Effect of Potholes on Load Distribution in Concrete Slab Bridges

This paper presents a parametric study of the effect of potholes on load distribution in reinforced concrete slab bridges using finite-element analysis (FEA). Parameters such as the span length, slab width, pothole location, and wheel load conditions on simply supported one-span reinforced concrete slab bridges were investigated. Four typical span lengths were considered in combination with one, two, three, and four lanes. A total of 65 highway bridge study cases were analyzed. It was assumed that the bridges were stand-alone structures carrying one-way traffic. Design trucks were placed close to one edge of the slab, with the absolute minimum spacing between the trucks in order to predict the worst loading conditions.
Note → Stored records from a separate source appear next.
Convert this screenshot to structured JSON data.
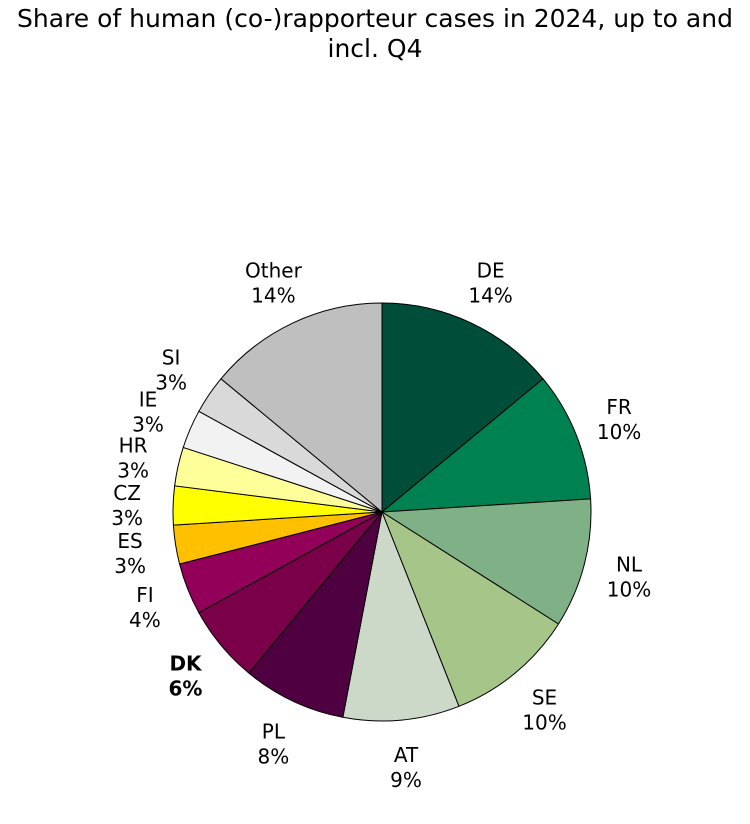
{
  "chart_data": {
    "type": "pie",
    "title_line1": "Share of human (co-)rapporteur cases in 2024, up to and",
    "title_line2": "incl. Q4",
    "start_angle_deg": 0,
    "direction": "clockwise",
    "slices": [
      {
        "label": "DE",
        "value": 14,
        "display": "14%",
        "color": "#004D3A",
        "bold": false
      },
      {
        "label": "FR",
        "value": 10,
        "display": "10%",
        "color": "#008152",
        "bold": false
      },
      {
        "label": "NL",
        "value": 10,
        "display": "10%",
        "color": "#80B086",
        "bold": false
      },
      {
        "label": "SE",
        "value": 10,
        "display": "10%",
        "color": "#A6C589",
        "bold": false
      },
      {
        "label": "AT",
        "value": 9,
        "display": "9%",
        "color": "#CCD8C8",
        "bold": false
      },
      {
        "label": "PL",
        "value": 8,
        "display": "8%",
        "color": "#4F0040",
        "bold": false
      },
      {
        "label": "DK",
        "value": 6,
        "display": "6%",
        "color": "#7A0049",
        "bold": true
      },
      {
        "label": "FI",
        "value": 4,
        "display": "4%",
        "color": "#92005A",
        "bold": false
      },
      {
        "label": "ES",
        "value": 3,
        "display": "3%",
        "color": "#FFC000",
        "bold": false
      },
      {
        "label": "CZ",
        "value": 3,
        "display": "3%",
        "color": "#FFFF00",
        "bold": false
      },
      {
        "label": "HR",
        "value": 3,
        "display": "3%",
        "color": "#FFFF99",
        "bold": false
      },
      {
        "label": "IE",
        "value": 3,
        "display": "3%",
        "color": "#F2F2F2",
        "bold": false
      },
      {
        "label": "SI",
        "value": 3,
        "display": "3%",
        "color": "#D9D9D9",
        "bold": false
      },
      {
        "label": "Other",
        "value": 14,
        "display": "14%",
        "color": "#BFBFBF",
        "bold": false
      }
    ]
  }
}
Previous studies validated the use of the AASHTO standard specifications design procedures when designing slab bridges. A typical bridge was selected to determine analytically the optimum thickness and critical location of the pothole(s) in any lane at midspan. The presence of one or two potholes $[0.6m\times 0.6m(2\mathrm{ft}\times 2\mathrm{ft}\left)\right]$ in the first two lanes created at the midspan of a bridge increased the maximum longitudinal bending moment by about 25% when compared with FEA results of slabs with no potholes, and by as much as 70% when compared with the AASHTO standard specifications. However, the new AASHTO LRFD design procedure overestimates the design moment in the concrete slabs with one or two potholes by about 20%. Therefore, the AASHTO LRFD design approach appears to account for the potential deterioration in the design of new concrete slab bridges. This paper will assist bridge engineers in comparing the two AASHTO design procedures as well as performing a realistic evaluation of the load carrying capacity of existing highway bridges.